Sisson's prolific contributions to the literature in materials science and engineering over the course of nearly three decades at WPI, including nearly 200 technical articles on materials process modeling and control, hydrogen embrittlement of steels, and environmental effects on metals and ceramics, have ranked him among the top 5 percent of scholars in his field. His work, which has received more than $7 million in external support, has earned him significant honors, including fellowship in ASM International, the materials information society, and induction into the Academy of Engineering Excellence at Virginia Polytechnic Institute and State University.

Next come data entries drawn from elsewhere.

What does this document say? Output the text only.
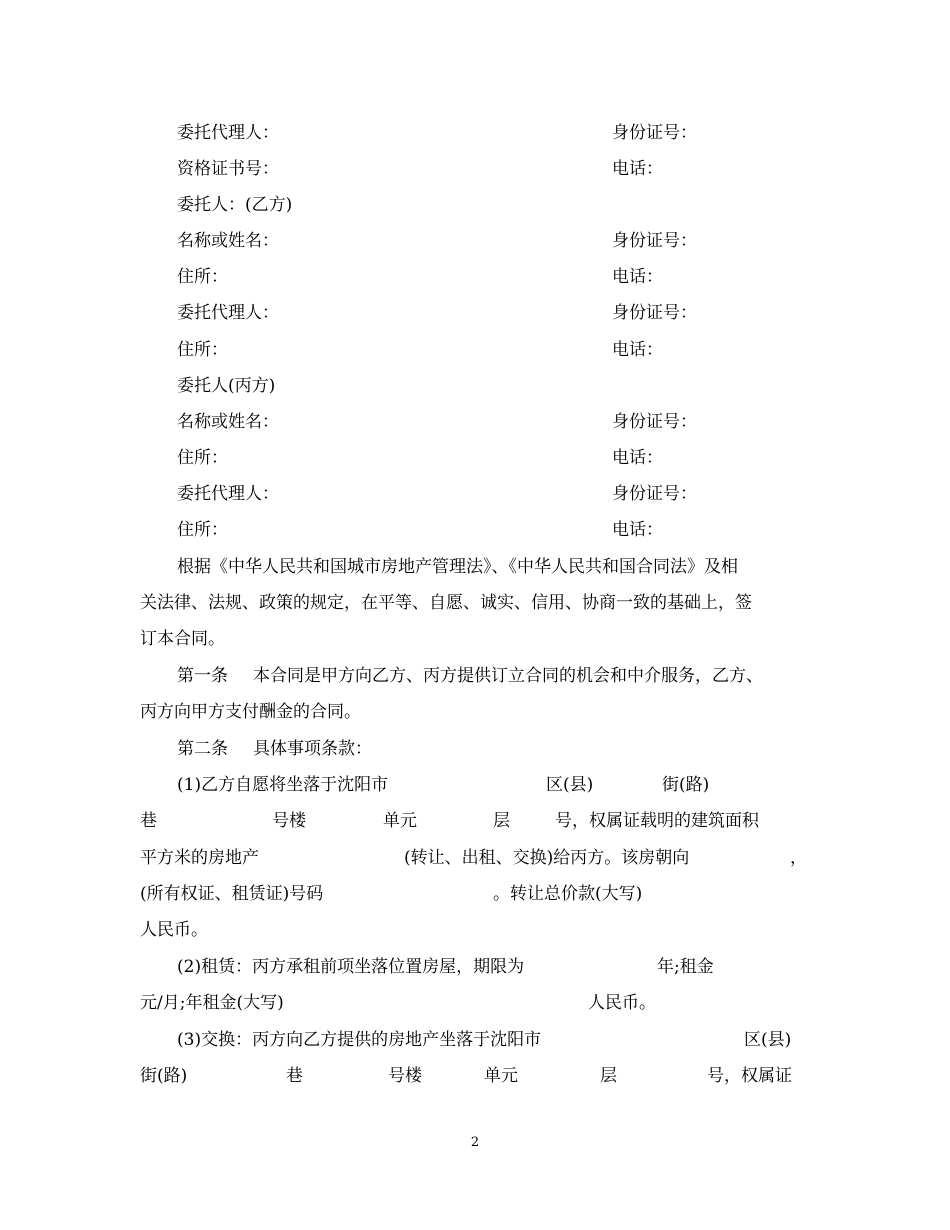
委托代理人：	身份证号：
资格证书号：	电话：
委托人：(乙方)
名称或姓名：	身份证号：
住所：	电话：
委托代理人：	身份证号：
住所：	电话：
委托人(丙方)
名称或姓名：	身份证号：
住所：	电话：
委托代理人：	身份证号：
住所：	电话：
根据《中华人民共和国城市房地产管理法》、《中华人民共和国合同法》及相
关法律、法规、政策的规定，在平等、自愿、诚实、信用、协商一致的基础上，签
订本合同。
第一条 本合同是甲方向乙方、丙方提供订立合同的机会和中介服务，乙方、
丙方向甲方支付酬金的合同。
第二条 具体事项条款：
(1)乙方自愿将坐落于沈阳市	区(县)	街(路)
巷	号楼	单元	层	号，权属证载明的建筑面积
平方米的房地产	(转让、出租、交换)给丙方。该房朝向	，
(所有权证、租赁证)号码	。转让总价款(大写)
人民币。
(2)租赁：丙方承租前项坐落位置房屋，期限为	年;租金
元/月;年租金(大写)	人民币。
(3)交换：丙方向乙方提供的房地产坐落于沈阳市	区(县)
街(路)	巷	号楼	单元	层	号，权属证
2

Sisson's work as an educator has been recognized by students, who named him advisor of the year in mechanical engineering in 2006, and the university, which presented him with the Board of Trustees Award for Outstanding Teaching in 1987. He has introduced new courses and developed new programs, including an interdisciplinary master's program in materials systems engineering. Between 1994 and 1999, he was director of the National Science Foundation's Product REALIZATION Consortium, a coalition of five universities that worked to reform undergraduate manufacturing engineering education. He also founded and directs the Learning Factory, a WPI student project center that run in collaboration with Pratt & Whitney's jet engine manufacturing facility in East Hartford, Conn.
Sisson's service to WPI includes a year as interim head of the Mechanical Engineering Department and his current posts as director of the Manufacturing Engineering and Materials Science and Engineering programs. Beyond campus, he has held a wide range of professional leadership roles, including service as a trustee of ASM from 2002 to 2005. He is currently president of the ASM Heat Treating Society, an organization for which he has organized many symposia.

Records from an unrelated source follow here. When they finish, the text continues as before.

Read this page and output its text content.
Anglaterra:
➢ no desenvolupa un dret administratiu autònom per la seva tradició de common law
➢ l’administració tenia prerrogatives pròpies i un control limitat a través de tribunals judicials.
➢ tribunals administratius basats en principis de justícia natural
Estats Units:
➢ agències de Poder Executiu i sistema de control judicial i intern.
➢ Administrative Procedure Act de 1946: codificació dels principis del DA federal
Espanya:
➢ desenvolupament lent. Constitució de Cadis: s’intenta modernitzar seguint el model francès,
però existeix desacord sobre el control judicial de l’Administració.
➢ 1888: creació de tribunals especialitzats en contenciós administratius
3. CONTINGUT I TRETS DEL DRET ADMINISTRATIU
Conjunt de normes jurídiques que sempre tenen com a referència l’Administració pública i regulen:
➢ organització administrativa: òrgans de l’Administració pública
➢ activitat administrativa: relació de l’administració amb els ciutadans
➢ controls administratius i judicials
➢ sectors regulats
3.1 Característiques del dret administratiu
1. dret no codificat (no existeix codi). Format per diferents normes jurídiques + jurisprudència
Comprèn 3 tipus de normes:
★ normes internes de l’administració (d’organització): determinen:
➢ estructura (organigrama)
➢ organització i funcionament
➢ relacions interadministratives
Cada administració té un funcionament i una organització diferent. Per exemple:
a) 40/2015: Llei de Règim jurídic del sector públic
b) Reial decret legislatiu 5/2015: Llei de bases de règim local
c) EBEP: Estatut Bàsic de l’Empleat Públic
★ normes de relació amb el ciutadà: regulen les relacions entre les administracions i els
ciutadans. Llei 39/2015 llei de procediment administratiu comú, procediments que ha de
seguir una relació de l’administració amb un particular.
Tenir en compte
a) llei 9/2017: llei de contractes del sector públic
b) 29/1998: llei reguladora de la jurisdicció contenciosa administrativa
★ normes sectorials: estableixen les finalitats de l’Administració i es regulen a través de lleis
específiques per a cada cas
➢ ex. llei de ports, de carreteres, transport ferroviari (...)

Sisson holds a B.S. in metallurgical engineering from Virginia Tech and a master's and a PhD in metallurgical engineering from Purdue University. He worked briefly in industry and as research metallurgist for E. I. DuPont at the Savannah River Laboratory before joined the WPI faculty as Morgan Distinguished Assistant Professor of Mechanical Engineering in 1976. He returned to Virginia Tech in 1979 as assistant professor of materials engineering and worked as a staff engineer for Exxon Chemical Co. before rejoining the WPI faculty in 1982.